Analysis Services Data Mining HoldOutSeed property value
-
Monday, July 30, 2012 9:17 AMHello all,
I'm working through the SSAS 2012 Data Mining Basic tutorial and would like to know why the HoldOutSeed property in the Mining Structure is set to 12 in the tutorial and what this value actually signifies:
http://msdn.microsoft.com/en-us/library/cc879282.aspx
If I complete the tutorial and then change the seed value (to something like 24) and re-process, I get different strong influencing factors in the Decision Tree results (e.g region swings from Europe to North America!)
MSDN isn't really helping me understand what this value signifies.
http://technet.microsoft.com/en-us/library/microsoft.analysisservices.miningstructure.holdoutseed.aspx
If anyone can help me understand that would be much appreciated.
Many thanks
All Replies
-
Monday, July 30, 2012 9:44 AM
Hi,
Generally, in most of the genrators of pseudo random numbers you need to set a seed - some starting point of the generator. So, if you start generating numbers from the same initial seed, you will get the same numbers (it is easy to check, for example "SELECT RAND(12) as first, RAND() as second, RAND() as third" at each run you will see the same random numbers - that is why they called pseudo random).
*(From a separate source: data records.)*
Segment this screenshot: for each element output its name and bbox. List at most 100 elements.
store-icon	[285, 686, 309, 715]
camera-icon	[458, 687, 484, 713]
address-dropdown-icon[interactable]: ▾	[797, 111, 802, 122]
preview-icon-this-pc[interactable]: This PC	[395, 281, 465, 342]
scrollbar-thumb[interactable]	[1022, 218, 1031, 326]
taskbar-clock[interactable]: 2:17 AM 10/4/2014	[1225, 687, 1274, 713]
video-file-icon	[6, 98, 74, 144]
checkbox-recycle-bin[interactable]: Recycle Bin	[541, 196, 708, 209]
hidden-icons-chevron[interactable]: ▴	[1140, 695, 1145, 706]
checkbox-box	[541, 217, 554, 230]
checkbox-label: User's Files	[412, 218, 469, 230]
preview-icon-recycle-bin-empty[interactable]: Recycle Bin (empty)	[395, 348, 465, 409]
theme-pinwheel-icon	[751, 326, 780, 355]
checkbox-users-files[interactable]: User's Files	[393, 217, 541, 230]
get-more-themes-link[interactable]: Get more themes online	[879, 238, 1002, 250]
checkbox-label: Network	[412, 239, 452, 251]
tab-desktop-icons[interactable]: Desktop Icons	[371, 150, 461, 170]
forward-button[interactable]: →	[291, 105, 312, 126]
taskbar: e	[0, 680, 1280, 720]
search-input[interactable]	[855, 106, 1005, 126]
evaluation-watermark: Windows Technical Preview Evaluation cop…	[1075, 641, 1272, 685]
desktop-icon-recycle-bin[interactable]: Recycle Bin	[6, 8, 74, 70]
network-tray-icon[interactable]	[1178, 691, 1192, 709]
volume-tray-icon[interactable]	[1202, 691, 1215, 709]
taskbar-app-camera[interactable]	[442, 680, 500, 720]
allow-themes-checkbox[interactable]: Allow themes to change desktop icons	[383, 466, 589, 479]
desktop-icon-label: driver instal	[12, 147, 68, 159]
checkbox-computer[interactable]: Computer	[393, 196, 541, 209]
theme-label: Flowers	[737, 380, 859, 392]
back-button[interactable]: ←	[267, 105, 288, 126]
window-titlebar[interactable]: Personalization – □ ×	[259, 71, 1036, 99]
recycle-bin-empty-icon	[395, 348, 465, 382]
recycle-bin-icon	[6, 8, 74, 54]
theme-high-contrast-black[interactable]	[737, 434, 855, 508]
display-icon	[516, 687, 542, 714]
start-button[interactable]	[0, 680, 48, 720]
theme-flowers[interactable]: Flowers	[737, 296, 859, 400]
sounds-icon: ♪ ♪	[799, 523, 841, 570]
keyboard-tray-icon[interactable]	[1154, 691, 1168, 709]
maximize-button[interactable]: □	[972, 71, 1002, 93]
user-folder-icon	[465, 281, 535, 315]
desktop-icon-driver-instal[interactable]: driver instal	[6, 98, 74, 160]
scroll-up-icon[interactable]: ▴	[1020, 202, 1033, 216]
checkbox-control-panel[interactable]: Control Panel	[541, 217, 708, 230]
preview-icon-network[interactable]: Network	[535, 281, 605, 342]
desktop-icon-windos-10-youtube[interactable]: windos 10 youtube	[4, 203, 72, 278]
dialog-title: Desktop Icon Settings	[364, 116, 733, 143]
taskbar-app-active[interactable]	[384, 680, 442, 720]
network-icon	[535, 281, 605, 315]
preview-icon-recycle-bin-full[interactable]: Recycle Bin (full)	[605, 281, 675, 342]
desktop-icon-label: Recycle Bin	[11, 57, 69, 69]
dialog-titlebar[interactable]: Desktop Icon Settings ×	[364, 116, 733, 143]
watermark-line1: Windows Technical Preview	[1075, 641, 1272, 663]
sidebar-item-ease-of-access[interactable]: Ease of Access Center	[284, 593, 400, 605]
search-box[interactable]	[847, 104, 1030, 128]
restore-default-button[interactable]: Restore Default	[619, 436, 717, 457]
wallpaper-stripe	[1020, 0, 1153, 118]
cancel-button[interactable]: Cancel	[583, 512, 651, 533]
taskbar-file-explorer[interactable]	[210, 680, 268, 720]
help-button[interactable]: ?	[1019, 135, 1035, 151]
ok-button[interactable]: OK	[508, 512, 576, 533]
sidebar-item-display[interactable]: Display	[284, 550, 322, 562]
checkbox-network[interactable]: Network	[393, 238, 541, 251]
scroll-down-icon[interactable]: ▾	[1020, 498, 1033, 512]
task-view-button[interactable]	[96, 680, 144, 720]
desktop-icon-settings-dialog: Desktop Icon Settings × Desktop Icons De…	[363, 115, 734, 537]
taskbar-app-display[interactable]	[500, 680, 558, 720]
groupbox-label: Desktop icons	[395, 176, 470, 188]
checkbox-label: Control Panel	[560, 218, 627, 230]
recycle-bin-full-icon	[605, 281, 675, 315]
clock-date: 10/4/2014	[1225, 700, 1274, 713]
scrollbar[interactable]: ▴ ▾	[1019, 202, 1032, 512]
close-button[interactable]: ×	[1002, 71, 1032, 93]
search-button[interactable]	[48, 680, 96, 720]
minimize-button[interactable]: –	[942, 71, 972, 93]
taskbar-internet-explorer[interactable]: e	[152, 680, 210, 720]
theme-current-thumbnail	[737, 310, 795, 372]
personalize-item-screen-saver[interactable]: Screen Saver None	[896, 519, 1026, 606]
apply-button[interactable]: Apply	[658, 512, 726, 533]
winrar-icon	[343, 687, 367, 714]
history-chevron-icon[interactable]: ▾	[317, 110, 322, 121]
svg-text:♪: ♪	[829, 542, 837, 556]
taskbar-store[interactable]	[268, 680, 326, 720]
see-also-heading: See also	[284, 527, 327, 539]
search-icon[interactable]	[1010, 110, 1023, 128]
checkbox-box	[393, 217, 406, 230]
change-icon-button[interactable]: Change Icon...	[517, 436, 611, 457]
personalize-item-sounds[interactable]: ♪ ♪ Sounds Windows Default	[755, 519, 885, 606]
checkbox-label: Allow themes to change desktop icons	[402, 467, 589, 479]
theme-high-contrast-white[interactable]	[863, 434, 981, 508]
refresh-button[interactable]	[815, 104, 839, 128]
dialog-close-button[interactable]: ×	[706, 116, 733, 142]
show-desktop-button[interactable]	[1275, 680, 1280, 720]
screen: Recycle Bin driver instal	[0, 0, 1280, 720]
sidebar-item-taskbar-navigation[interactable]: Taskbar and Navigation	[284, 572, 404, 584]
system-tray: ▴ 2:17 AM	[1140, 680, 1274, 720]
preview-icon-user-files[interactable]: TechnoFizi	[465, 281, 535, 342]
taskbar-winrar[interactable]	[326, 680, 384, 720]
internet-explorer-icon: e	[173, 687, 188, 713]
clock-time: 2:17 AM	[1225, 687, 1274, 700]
In the example, the parameter HoldOutSeed is 12 to get the same result (to compare your results with their and check if you have done everything correctly - as they teach you) at each time - the whole set of data is divided onto training data set and test dat set always in the same manner.
If you have changed the parameter HoldOutSeed to 24, you have trained your model on different learning data set. This is why the cross validation method is useful - to check if your results are not depend on division your data onto learning and test data sets.
Regards,
gc
- Marked As Answer by Tatyana YakushevEditor Monday, July 30, 2012 5:08 PM
- Unmarked As Answer by Andy_DC Tuesday, July 31, 2012 1:31 PM
- Marked As Answer by Andy_DC Thursday, August 02, 2012 12:38 PM
-
Tuesday, July 31, 2012 1:34 PM
Thanks for your reply koles.
So I should process models on different HoldOutSeeds and use cross-validation methods to validate each model?
http://technet.microsoft.com/en-us/library/bb895174.aspx
Unmarked as answered for the next few hours just incase anyone has anything further to add, then I'll mark as answered.